Fraudulent South Korean Exchange Pure Bit Nabs $2.8M in ICO Exit Scam

Pure Bit

A South Korean ICO has defrauded its private sale investors out of roughly 13,500 ETH ($2.8 million) before disappearing from the internet entirely.

Pure Bit, which has already pulled the plug on its website, has apparently conducted a fairly routine exit scam for its Pure Coin token sale. The cryptocurrency was pitched as an exchange token for Pure Bit, an exchange that was supposed to launch by the end of the month.
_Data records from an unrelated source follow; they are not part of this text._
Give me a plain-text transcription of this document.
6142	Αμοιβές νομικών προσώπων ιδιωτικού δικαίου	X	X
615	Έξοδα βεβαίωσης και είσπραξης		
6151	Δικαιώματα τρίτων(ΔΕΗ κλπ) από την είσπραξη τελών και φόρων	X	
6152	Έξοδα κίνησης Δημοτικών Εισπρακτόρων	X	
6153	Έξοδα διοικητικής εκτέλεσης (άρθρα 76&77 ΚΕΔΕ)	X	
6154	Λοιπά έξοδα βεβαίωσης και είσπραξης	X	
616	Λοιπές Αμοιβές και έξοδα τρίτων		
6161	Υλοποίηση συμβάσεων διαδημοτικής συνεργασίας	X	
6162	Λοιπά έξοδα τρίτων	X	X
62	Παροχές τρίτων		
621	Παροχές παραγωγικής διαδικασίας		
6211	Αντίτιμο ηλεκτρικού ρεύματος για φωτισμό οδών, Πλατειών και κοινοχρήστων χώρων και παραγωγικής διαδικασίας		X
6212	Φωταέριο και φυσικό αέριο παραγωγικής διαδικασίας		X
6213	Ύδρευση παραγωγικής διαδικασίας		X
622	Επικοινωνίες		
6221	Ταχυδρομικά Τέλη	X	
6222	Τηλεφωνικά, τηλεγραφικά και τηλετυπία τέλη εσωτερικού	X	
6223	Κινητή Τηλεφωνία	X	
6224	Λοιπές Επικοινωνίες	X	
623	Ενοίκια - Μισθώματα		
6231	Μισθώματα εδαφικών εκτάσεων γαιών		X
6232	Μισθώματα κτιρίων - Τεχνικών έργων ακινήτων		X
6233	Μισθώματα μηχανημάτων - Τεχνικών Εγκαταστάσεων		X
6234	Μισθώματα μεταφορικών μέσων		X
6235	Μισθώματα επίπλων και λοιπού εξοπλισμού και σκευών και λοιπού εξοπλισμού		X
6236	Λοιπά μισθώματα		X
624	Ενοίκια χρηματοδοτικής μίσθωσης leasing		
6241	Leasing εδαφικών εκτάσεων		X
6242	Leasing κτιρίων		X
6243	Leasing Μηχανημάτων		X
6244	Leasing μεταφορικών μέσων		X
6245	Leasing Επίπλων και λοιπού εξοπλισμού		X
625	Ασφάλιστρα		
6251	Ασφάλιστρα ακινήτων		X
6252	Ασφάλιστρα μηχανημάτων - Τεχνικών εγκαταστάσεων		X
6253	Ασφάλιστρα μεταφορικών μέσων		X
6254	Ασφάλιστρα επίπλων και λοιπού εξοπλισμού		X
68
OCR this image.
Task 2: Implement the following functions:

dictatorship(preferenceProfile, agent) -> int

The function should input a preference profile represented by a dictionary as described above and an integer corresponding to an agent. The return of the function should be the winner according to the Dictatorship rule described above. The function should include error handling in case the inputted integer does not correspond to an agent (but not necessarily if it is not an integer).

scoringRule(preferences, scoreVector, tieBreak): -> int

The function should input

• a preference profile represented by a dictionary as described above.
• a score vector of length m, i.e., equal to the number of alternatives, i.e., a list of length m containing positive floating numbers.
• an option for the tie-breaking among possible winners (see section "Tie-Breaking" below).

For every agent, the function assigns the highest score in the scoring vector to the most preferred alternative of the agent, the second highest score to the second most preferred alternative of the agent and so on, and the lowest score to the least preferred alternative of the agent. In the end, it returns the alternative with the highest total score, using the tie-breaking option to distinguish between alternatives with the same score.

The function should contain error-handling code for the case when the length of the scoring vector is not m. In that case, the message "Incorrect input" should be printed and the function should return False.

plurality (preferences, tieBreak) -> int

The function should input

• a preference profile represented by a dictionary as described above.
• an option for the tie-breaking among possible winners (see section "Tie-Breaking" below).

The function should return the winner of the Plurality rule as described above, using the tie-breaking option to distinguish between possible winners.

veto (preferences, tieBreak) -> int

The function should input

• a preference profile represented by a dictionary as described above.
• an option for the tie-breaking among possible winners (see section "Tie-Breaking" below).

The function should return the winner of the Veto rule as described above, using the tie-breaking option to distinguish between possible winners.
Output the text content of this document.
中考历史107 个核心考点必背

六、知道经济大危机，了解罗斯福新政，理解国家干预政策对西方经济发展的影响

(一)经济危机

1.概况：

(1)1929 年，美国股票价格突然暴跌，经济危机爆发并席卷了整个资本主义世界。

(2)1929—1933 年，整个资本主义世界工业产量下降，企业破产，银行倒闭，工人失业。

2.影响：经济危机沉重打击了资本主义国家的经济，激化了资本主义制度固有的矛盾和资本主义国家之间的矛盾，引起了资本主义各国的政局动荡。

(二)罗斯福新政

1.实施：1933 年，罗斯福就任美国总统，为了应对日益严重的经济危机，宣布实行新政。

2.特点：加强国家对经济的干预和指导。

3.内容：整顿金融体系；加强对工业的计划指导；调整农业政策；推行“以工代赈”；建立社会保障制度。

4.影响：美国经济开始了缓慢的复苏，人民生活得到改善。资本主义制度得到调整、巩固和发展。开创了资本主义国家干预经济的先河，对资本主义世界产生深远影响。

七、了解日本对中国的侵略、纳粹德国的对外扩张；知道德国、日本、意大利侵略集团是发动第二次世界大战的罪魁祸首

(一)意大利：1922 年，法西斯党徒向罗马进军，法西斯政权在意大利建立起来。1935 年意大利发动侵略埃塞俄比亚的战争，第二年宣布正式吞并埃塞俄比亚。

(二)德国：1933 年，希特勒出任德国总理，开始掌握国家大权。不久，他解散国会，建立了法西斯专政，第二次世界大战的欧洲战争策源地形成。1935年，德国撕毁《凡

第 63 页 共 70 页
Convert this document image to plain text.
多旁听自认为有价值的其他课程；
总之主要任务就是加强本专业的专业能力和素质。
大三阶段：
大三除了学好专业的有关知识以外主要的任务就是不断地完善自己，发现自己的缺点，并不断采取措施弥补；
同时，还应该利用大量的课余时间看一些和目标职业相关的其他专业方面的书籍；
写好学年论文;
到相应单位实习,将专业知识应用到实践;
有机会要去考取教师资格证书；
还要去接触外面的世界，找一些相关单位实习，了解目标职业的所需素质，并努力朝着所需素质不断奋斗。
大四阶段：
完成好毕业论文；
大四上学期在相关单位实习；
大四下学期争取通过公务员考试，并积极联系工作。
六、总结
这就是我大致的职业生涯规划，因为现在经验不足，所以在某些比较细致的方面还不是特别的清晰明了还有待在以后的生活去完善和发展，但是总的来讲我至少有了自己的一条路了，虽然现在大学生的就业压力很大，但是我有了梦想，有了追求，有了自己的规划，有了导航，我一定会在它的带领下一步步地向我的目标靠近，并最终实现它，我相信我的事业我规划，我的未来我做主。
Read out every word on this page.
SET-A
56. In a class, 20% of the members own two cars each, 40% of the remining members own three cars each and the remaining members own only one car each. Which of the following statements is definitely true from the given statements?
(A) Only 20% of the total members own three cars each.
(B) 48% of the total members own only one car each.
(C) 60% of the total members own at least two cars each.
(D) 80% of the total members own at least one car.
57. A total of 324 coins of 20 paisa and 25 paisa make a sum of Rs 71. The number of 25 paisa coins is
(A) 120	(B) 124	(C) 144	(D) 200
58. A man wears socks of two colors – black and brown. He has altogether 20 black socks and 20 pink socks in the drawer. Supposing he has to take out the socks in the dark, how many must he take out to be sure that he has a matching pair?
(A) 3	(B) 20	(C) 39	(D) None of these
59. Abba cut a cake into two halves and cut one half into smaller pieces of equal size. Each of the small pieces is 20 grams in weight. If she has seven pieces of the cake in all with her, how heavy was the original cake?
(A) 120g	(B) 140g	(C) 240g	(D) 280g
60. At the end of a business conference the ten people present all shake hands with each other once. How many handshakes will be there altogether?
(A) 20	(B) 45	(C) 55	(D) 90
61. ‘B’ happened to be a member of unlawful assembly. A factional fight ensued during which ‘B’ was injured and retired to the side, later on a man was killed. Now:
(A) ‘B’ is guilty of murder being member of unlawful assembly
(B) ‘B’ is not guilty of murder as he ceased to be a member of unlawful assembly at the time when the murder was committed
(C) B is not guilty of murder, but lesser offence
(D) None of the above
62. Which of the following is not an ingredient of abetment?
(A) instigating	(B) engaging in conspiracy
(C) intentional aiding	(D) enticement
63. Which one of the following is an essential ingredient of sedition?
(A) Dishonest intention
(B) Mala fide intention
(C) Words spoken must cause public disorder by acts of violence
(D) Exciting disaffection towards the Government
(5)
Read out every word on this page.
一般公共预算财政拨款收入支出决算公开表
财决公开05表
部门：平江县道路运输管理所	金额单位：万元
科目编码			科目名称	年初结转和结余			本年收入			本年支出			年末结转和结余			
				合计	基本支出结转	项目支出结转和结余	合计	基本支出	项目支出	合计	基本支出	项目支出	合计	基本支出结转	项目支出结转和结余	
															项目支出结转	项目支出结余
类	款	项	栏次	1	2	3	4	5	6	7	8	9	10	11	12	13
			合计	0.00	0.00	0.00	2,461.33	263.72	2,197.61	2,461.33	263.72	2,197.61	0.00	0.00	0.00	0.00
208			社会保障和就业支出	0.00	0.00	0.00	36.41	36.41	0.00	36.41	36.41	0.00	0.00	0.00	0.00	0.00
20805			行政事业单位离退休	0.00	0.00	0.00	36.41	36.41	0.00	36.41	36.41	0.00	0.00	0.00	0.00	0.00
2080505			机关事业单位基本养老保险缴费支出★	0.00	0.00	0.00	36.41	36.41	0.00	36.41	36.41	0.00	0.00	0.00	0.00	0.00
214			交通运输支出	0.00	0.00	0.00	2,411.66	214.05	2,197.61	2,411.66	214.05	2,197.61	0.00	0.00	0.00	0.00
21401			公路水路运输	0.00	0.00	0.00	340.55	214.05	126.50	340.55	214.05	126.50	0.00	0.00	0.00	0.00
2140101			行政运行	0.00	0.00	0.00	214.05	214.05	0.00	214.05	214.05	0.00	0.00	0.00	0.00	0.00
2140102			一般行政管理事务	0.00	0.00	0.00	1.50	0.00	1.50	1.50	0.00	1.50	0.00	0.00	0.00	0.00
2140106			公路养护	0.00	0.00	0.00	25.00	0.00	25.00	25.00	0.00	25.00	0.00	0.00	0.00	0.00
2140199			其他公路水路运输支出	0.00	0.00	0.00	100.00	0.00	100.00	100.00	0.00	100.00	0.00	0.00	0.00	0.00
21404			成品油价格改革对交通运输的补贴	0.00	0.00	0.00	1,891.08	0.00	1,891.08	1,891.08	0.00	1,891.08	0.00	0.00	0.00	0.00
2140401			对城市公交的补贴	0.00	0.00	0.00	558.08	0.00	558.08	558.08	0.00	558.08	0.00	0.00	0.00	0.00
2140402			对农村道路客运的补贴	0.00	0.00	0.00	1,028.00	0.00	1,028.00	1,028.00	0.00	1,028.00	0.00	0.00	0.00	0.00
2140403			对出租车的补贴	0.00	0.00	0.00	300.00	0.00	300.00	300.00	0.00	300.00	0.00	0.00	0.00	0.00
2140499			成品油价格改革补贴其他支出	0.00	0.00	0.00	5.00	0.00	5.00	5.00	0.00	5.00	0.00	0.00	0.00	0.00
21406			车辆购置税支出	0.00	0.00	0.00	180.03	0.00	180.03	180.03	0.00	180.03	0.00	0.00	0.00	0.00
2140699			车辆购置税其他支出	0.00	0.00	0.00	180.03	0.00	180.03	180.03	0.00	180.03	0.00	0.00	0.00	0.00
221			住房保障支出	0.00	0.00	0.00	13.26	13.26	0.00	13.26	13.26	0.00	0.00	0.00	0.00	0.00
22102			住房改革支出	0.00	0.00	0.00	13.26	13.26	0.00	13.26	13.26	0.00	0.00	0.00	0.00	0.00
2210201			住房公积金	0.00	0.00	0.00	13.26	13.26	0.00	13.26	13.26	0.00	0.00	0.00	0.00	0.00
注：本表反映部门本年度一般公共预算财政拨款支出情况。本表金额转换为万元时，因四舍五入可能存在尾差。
The Coin  promised to give investors shares of the exchange’s trading revenue as well as discounted fees for trading, and its anonymous team claimed that it would burn 90% of token supply over a three year period.

A block explorer for the ICO’s Ethereum wallet displays several in-bound transactions from investors beginning on November 4, 2018. On November 9, 2018, however, an initial 500 ether was transferred out, with the remaining 13,178 withdrawn 20 minutes later.

Not all of the evidence of this company’s very existence was destroyed immediately, however. A thread on Reddit captured some of the last moments of the exchange and took several screenshots with translations from the original Korean.

According to Reddit user u/Tbid, who evidently watched the saga unfold, Pure Bit was a crypto exchange that announced an ICO launch of an exchange token. Almost immediately after the ICO ended, however, all of the funds were spirited away to another single wallet address.

As depicted in the attached screenshots, the community admin quickly kicked out every participant in their Kakao chat thread, before sending a final message of “Thank You.” This information was corroborated by a Twitter thread, which added that the admin’s message on their now-defunct Kakao profile was a terse but excessively formal apology.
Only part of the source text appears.